"MEXICAN CITIZEN CONVICTED OF RECEIVING SUPPLEMENTAL SECURITY INCOME AND FOOD STAMPS ILLEGALLY"
Yakima – Today, Michael C. Ormsby, United States Attorney for the Eastern District of Washington, announced that Roman Ceniceros-Mora, also known as Joseph Anderson Evans Shippentower, age 61, of Yakima, Washington, was found guilty of 40 counts of fraud related to the unlawful acquisition of supplemental security income (SSI) and food stamps. Roman Ceniceros-Mora was also found guilty of making a false claim of United States citizenship and making a false statement in application for a United States passport. The jury returned its verdict on Thursday, July 14, 2011. A sentencing hearing has been scheduled on October 24, 2011, in Yakima, Washington.
Roman Ceniceros-Mora, a citizen of Mexico, has been living in the United States for decades. During that time he repeatedly claimed citizenship in the United States by birth to American Indians in the Pacific Northwest. He also alleged serving in the United States Marine Corps and having suffered combat related injuries during the Vietnam Era. Roman Ceniceros-Mora was an active member of private Marine Corps programs in the Yakima area, including the Toys for Tots program. However, he never served in the United States Marine Corps nor did he serve in Vietnam.

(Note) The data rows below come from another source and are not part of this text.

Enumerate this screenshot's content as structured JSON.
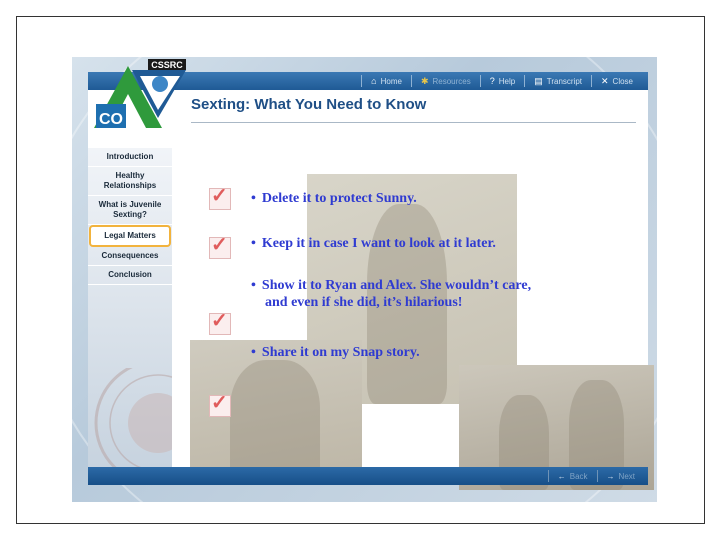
{
  "topnav": [
    {
      "icon": "home-icon",
      "glyph": "⌂",
      "label": "Home"
    },
    {
      "icon": "resources-icon",
      "glyph": "✱",
      "label": "Resources"
    },
    {
      "icon": "help-icon",
      "glyph": "?",
      "label": "Help"
    },
    {
      "icon": "transcript-icon",
      "glyph": "▤",
      "label": "Transcript"
    },
    {
      "icon": "close-icon",
      "glyph": "✕",
      "label": "Close"
    }
  ],
  "logo": {
    "acronym": "CSSRC",
    "state": "CO"
  },
  "page_title": "Sexting: What You Need to Know",
  "sidebar": {
    "items": [
      {
        "label": "Introduction"
      },
      {
        "label": "Healthy Relationships"
      },
      {
        "label": "What is Juvenile Sexting?"
      },
      {
        "label": "Legal Matters"
      },
      {
        "label": "Consequences"
      },
      {
        "label": "Conclusion"
      }
    ]
  },
  "options": [
    {
      "bullet": "•",
      "text": "Delete it to protect Sunny."
    },
    {
      "bullet": "•",
      "text": "Keep it in case I want to look at it later."
    },
    {
      "bullet": "•",
      "text": "Show it to Ryan and Alex. She wouldn’t care,",
      "text2": "and even if she did, it’s hilarious!"
    },
    {
      "bullet": "•",
      "text": "Share it on my Snap story."
    }
  ],
  "bottomnav": [
    {
      "icon": "back-arrow-icon",
      "glyph": "←",
      "label": "Back"
    },
    {
      "icon": "next-arrow-icon",
      "glyph": "→",
      "label": "Next"
    }
  ],
  "colors": {
    "accent": "#1f4f86",
    "option_text": "#2f3bd1",
    "current_section_border": "#f2b33d",
    "check": "#e05c5c"
  }
}
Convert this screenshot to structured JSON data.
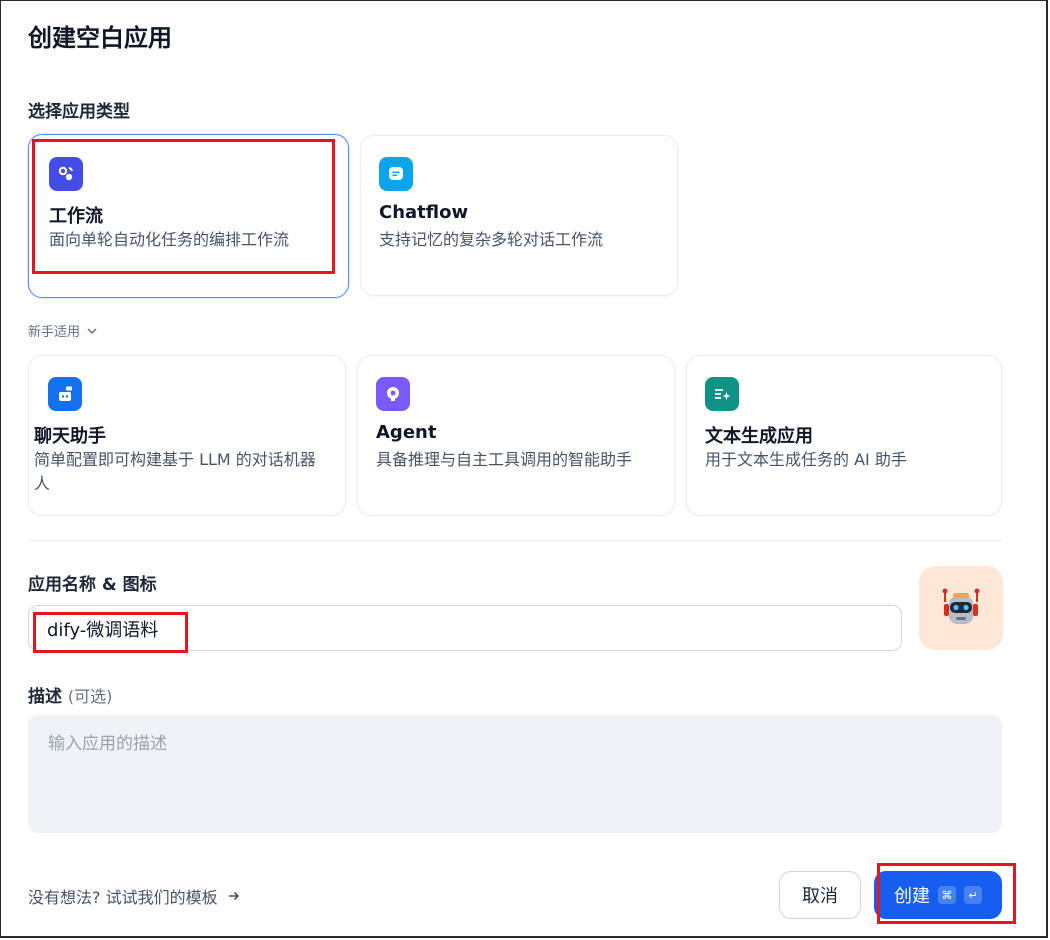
{
  "dialog": {
    "title": "创建空白应用"
  },
  "app_type": {
    "label": "选择应用类型",
    "cards": [
      {
        "title": "工作流",
        "desc": "面向单轮自动化任务的编排工作流",
        "icon": "workflow-icon",
        "color": "#444ce7"
      },
      {
        "title": "Chatflow",
        "desc": "支持记忆的复杂多轮对话工作流",
        "icon": "chatflow-icon",
        "color": "#0ba5ec"
      }
    ]
  },
  "beginner": {
    "label": "新手适用",
    "cards": [
      {
        "title": "聊天助手",
        "desc": "简单配置即可构建基于 LLM 的对话机器人",
        "icon": "chat-assistant-icon",
        "color": "#1570ef"
      },
      {
        "title": "Agent",
        "desc": "具备推理与自主工具调用的智能助手",
        "icon": "agent-icon",
        "color": "#7a5af8"
      },
      {
        "title": "文本生成应用",
        "desc": "用于文本生成任务的 AI 助手",
        "icon": "text-generation-icon",
        "color": "#0e9384"
      }
    ]
  },
  "name_field": {
    "label": "应用名称 & 图标",
    "value": "dify-微调语料"
  },
  "desc_field": {
    "label": "描述",
    "optional": "(可选)",
    "placeholder": "输入应用的描述"
  },
  "footer": {
    "template_link": "没有想法? 试试我们的模板",
    "cancel": "取消",
    "create": "创建",
    "shortcut_cmd": "⌘",
    "shortcut_enter": "↵"
  },
  "colors": {
    "accent": "#155eef",
    "highlight": "#e5161f",
    "selected_border": "#528bff"
  }
}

On May 25, 2010, Roman Ceniceros-Mora submitted an application for a United States passport at a Post Office in Yakima, Washington. The application alleged a true name of Joseph Anderson Evans Shippentower. The Department of State Seattle Passport Agency subsequently detected inconsistencies in the information disclosed on the application. Further investigation by the department's Diplomatic Security Service revealed the true nationality of Roman Ceniceros-Mora, in addition to evidence indicating he was receiving SSI from the Social Security Administration and food stamps from the Washington Department of Social and Health Services. His applications for public assistance were based on his alleged injuries and claim of United States citizenship.
Each conviction for supplemental security income fraud and food stamp fraud carries a maximum penalty of five years imprisonment. A false claim to citizenship carries a maximum penalty of three years imprisonment. A false statement in an application for a passport carries a maximum penalty of ten years imprisonment. Each of the convictions carries up to $250,000 fine, up to three years of court supervision after release and restitution.
The investigation was conducted by the Department of State Diplomatic Security Service, United States Immigration and Customs Enforcement, the Social Security Administration Office of Inspector General, Veterans Administration Office of Inspector General, Washington Department of Social and Health Services, and the United States Border Patrol. Additional assistance was provided by the Yakima County Sheriff's Office and the Marine Corp University History Division. This case was prosecuted by Shawn Anderson, Assistant United States Attorney for the Eastern District of Washington.